En cinq jours, 81 % des volontaires de type A ou AB ont souffert d’une diarrhée allant de modérée à grave, contre environ 50 % de ceux des groupes sanguins O ou B. Toutes les personnes ayant participé ont ensuite été soignées avec des antibiotiques.

Cette différence de 30 % est causée par une protéine à la surface de l'E. coli, appelée EtpA, qui se rattache comme des câbles aux molécules des cellules sanguines de type A, mais beaucoup moins sur celles de type B ou O.

Ces molécules sont également présentes sur de nombreux tissus du corps, dont les cellules à la surface de l’intestin.

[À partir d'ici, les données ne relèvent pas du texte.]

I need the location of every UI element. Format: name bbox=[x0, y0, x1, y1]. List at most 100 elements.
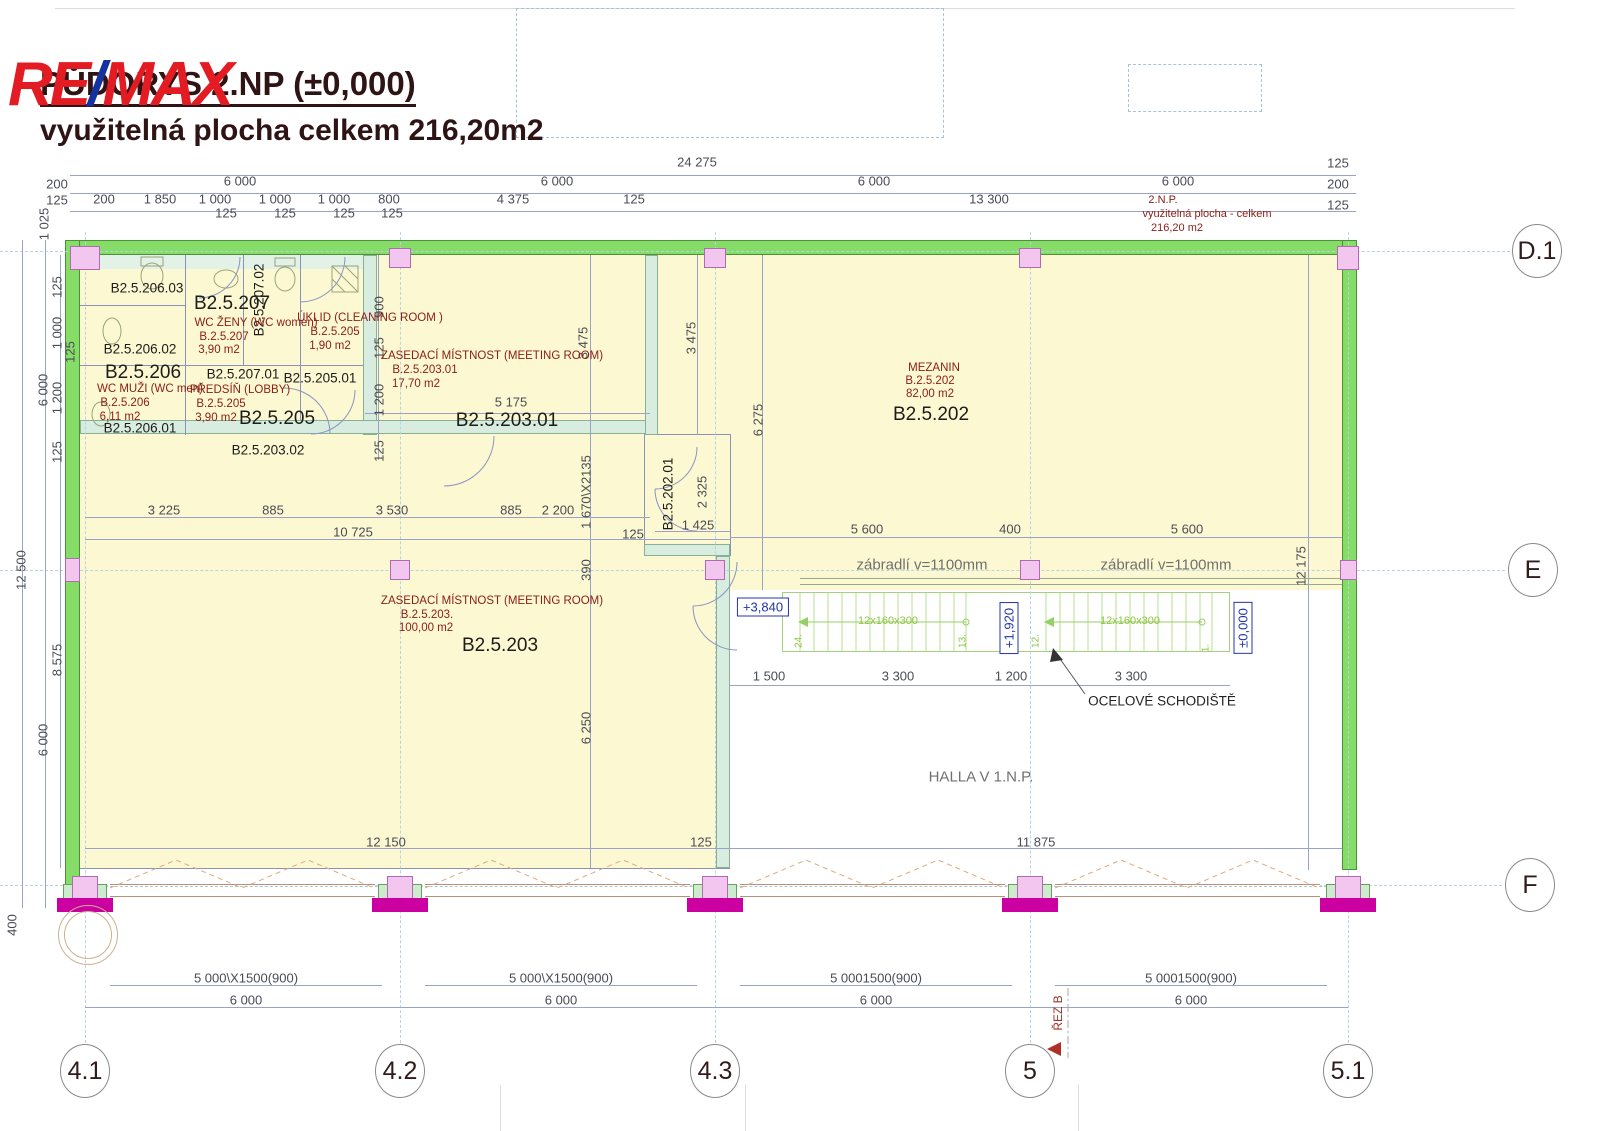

L'E. coli s’en servirait pour s’y installer plus facilement.

Des individus de tous les groupes sanguins risquent de tomber malades si des précautions ne sont pas prises, mais l’étude montre que ces risques sont plus grands chez certains.

Couper les câbles

Jusqu’à maintenant, il est difficile de se défendre contre cette bactérie, car il en existe plusieurs variétés. Elles n’ont pas toutes le même degré de dangerosité et chacune possède des protéines ou des antigènes de surface différents. Ces multiples identités complexifient beaucoup le développement de mesures préventives comme des vaccins.

Toutefois, l’étude montre que, au lieu de s’attaquer à la bactérie, un vaccin contre la protéine EtpA permettrait de diminuer les risques chez les personnes les plus sensibles en empêchant la bactérie d’adhérer plus facilement à l’intestin.

À première vue, un vaccin peut sembler une mesure exagérée, surtout que le fait de se laver les mains et de consommer de l’eau en bouteille diminue fortement les risques chez les touristes. Des installations sanitaires de base pour filtrer les bactéries hors de l’eau dans les pays en développement ont aussi le potentiel de détruire plusieurs organismes pathogènes à la fois.

Il faut toutefois se rappeler que le plus grand nombre de morts dans ce type d’infection se retrouve chez les enfants, qui ne peuvent pas nécessairement prendre ces précautions. Ce genre d’infection à répétition en bas âge peut aussi mener à la malnutrition ou à des problèmes de croissance. Cette découverte pourrait aider à éviter ces complications.